MadSci Network: Chemistry

Re: What is the molecular process of dioxin syntheses ?

Date: Tue Jul 6 15:36:48 1999
Posted By: Eli Hestermann, Grad Student Biological Oceanography
Area of science: Chemistry
ID: 928702401.Ch

Unfortunately I don't know the specific chemical reactions involved in 
dioxin synthesis, although I have found a useful document regarding the 
sources of dioxins that are present.

The United States Environmental Protection 
Agency (EPA) is in the process of preparing a report on sources of 
dioxin and related compounds in the US.  Fortunately they have a draft 
available for review, although I must stress (since the EPA did) that this 
is not yet an official document, so it is subject to change.  

At any rate, in the US in 1995 there were >50 potential categories of 
dioxin sources listed.  They range from the mundane, such as municipal 
waste incineration, to the technical, such as pentachlorophenol production 
by chemical manufacturing processes.  By far the greatest source of dioxin 
was the production of pentachlorophenols, accounting for about 90% of the 
estimated total.  Dioxin is a byproduct in this process.

However, this source of dioxin has long been known, and very little of the 
dioxin produced in pentachlorophenol manufacture ever enters the 
environment in a form where it could be dangerous.  The EPA was kind enough 
to list sources in four categories: air, water, land, and products.  Dioxin 
from pentachlorophenol manufacture belongs to the last category.

Aside from dioxin in other products, the largest amount produced enters the 
atmosphere through incineration.  Municipal and hospital waste incineration 
produce about 1600 g/year of dioxin equivalents, while burning of fossil 
fuels and wood, brush and straw add another 400 or so grams per year.

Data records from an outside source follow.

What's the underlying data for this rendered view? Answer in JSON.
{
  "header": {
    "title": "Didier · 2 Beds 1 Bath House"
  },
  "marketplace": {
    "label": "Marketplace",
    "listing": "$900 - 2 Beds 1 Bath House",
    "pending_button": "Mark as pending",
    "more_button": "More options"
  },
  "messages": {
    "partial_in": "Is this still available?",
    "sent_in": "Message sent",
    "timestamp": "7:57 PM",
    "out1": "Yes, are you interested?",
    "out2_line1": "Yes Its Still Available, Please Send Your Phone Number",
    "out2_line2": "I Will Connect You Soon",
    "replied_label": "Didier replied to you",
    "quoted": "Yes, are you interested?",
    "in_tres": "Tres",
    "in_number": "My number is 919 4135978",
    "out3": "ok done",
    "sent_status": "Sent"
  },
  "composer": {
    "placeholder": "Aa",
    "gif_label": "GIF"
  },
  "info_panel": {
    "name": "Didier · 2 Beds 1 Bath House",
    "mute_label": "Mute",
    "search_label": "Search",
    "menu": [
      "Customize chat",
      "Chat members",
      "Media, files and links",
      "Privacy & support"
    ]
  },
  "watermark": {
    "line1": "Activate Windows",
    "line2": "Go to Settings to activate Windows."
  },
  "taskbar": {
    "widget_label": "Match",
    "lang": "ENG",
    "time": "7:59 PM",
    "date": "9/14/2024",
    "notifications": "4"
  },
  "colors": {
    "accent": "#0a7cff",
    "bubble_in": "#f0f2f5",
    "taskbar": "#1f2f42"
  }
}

Inputs of dioxin to water and land are much less well known.  The largest 
known source of dioxins directly to water is through bleaching of wood pulp 
and paper with chlorine.

Again I should point out that these are estimates and only from the US for 
a specific year.  The amounts and sources have changed over time, even over 
the last decade, although earlier estimates are in some cases even more 
error prone, since the sources are still being discovered.

I hope this helps answer your question!